Em espelhos côncavos, o ponto onde a direção do movimento se altera ou onde raios paralelos convergem é o foco. Se a incidência inverte a 50 cm, f = 50 cm, logo R = 100 cm.
A óptica geométrica é um pilar fundamental na oftalmologia, permitindo a compreensão de como as imagens são formadas na retina e como lentes e espelhos corrigem ametropias. O estudo de espelhos côncavos é análogo ao comportamento de certas superfícies oculares e instrumentos de diagnóstico. Nesta questão, o conceito de 'inversão da direção' remete ao comportamento dos raios no ponto focal de um espelho côncavo ideal. Identificar que a distância fornecida (50 cm) corresponde à distância focal é o passo crucial para aplicar a relação matemática simples que define o raio de curvatura.
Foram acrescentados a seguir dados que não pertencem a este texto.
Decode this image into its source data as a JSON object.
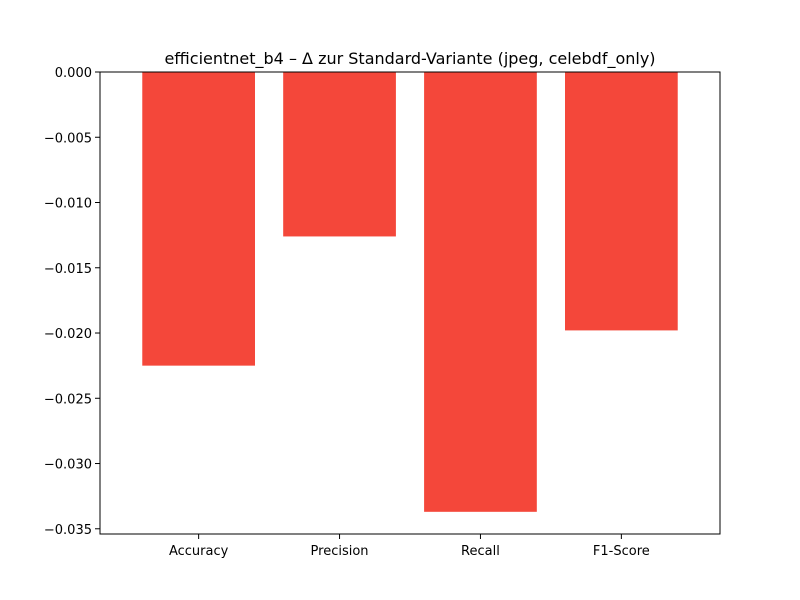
{
  "chart_data": {
    "type": "bar",
    "title": "efficientnet_b4 – Δ zur Standard-Variante (jpeg, celebdf_only)",
    "xlabel": "",
    "ylabel": "",
    "categories": [
      "Accuracy",
      "Precision",
      "Recall",
      "F1-Score"
    ],
    "values": [
      -0.0225,
      -0.0126,
      -0.0337,
      -0.0198
    ],
    "ylim": [
      -0.0354,
      0.0
    ],
    "yticks": [
      0.0,
      -0.005,
      -0.01,
      -0.015,
      -0.02,
      -0.025,
      -0.03,
      -0.035
    ],
    "ytick_labels": [
      "0.000",
      "−0.005",
      "−0.010",
      "−0.015",
      "−0.020",
      "−0.025",
      "−0.030",
      "−0.035"
    ],
    "grid": false,
    "colors": {
      "bar": "#f4473a"
    }
  }
}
O foco é o ponto para onde convergem os raios de luz que incidem paralelamente ao eixo principal do espelho. Em espelhos ideais, ele localiza-se exatamente no ponto médio entre o vértice e o centro de curvatura.
O raio de curvatura (R) de um espelho esférico é igual ao dobro da sua distância focal (f), seguindo a fórmula R = 2f. Portanto, se o foco está a 50 cm, o raio é 100 cm.
A inversão ocorre devido ao cruzamento dos raios luminosos no ponto focal. Antes do foco, a imagem tem um comportamento (geralmente virtual e direta se muito próxima); ao ultrapassar pontos críticos, a natureza da imagem muda para real e invertida.